The API Key is tied to an Application. All requests made with it operate within the context of that Application.

How to obtain

  1. Access the Hub Chatt2.me dashboard
  2. Navigate to your Application Select your App
  3. Go to Settings → API Key Create new API Key
  4. Click Generate new key and copy the displayed value Create API Key Copy API Key
warning

The key is displayed only once.
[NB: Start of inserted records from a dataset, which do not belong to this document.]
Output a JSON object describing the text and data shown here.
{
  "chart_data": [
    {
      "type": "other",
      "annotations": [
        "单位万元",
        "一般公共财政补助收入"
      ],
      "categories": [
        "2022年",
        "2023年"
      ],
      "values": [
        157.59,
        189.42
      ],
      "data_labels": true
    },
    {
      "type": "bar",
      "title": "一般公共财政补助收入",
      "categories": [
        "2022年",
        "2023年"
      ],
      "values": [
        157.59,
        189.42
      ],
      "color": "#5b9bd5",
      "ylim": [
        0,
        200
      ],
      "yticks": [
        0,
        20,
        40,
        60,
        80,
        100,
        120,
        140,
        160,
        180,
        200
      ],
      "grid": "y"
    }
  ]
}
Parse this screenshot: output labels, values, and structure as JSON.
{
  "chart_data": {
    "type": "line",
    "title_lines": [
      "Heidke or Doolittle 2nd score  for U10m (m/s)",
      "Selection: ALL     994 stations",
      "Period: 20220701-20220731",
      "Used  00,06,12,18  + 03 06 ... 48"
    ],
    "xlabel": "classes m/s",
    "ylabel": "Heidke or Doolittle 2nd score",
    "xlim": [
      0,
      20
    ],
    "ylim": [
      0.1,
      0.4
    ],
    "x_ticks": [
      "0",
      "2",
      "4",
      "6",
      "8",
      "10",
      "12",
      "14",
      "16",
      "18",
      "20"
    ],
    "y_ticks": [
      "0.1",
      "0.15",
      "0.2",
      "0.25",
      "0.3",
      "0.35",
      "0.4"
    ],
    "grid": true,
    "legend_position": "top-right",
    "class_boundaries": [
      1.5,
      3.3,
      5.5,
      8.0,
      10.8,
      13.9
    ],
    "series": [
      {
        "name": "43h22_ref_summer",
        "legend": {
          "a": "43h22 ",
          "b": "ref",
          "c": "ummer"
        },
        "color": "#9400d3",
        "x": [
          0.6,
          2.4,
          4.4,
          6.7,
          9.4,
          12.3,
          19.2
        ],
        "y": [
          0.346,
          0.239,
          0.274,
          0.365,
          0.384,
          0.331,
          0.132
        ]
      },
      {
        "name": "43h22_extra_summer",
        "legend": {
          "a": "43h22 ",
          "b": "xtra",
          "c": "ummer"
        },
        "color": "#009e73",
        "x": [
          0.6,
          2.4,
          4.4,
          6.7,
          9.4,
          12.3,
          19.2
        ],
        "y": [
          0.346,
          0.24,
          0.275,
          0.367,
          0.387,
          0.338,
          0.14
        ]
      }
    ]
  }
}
If you lose access to it, you will need to generate a new one.

How to use

Send the key in the x-api-key header in all requests:

POST /v1/communication/telegram/message
x-api-key: your-api-key-here
Content-Type: application/json

Examples by language

cURL
curl -X POST https://api.chatt2.me/v1/communication/telegram/message \
  -H "x-api-key: your-api-key-here" \
  -H "Content-Type: application/json" \
  -d '{"from": "channel-uuid", "to": "123456789", "content": {"text": "Hello!"}}'
JavaScript (fetch)
const response = await fetch('https://api.chatt2.me/v1/communication/telegram/message', {
  method: 'POST',
  headers: {
    'x-api-key': process.env.CHATT2ME_API_KEY,
    'Content-Type': 'application/json',
  },
  body: JSON.stringify({
    from: 'channel-uuid',
    to: '123456789',
    content: { text: 'Hello!' },
  }),
});
Python (requests)
import requests
import os

response = requests.post(
    'https://api.chatt2.me/v1/communication/telegram/message',
    headers={
        'x-api-key': os.environ['CHATT2ME_API_KEY'],
        'Content-Type': 'application/json',
    },
    json={
        'from': 'channel-uuid',
        'to': '123456789',
        'content': {'text': 'Hello!'},
    },
)

Authentication errors

ScenarioStatusLikely cause
Key missing or malformed401x-api-key header not sent or has an invalid value
Key belongs to another Application401Using the wrong key for the Application
Channel does not belong to Application404The UUID in from does not exist or belongs to another key

Security best practices

  • Never expose the API Key on the frontend (HTML, client-side JavaScript, unobfuscated mobile apps).
  • Use environment variables to store the key (CHATT2ME_API_KEY=...).
  • Do not commit the key to git — add .env to .gitignore.
  • Rotate the key periodically in production environments.
  • If the key is compromised, generate a new one immediately in the Hub Chatt2.me dashboard — the old key will be invalidated.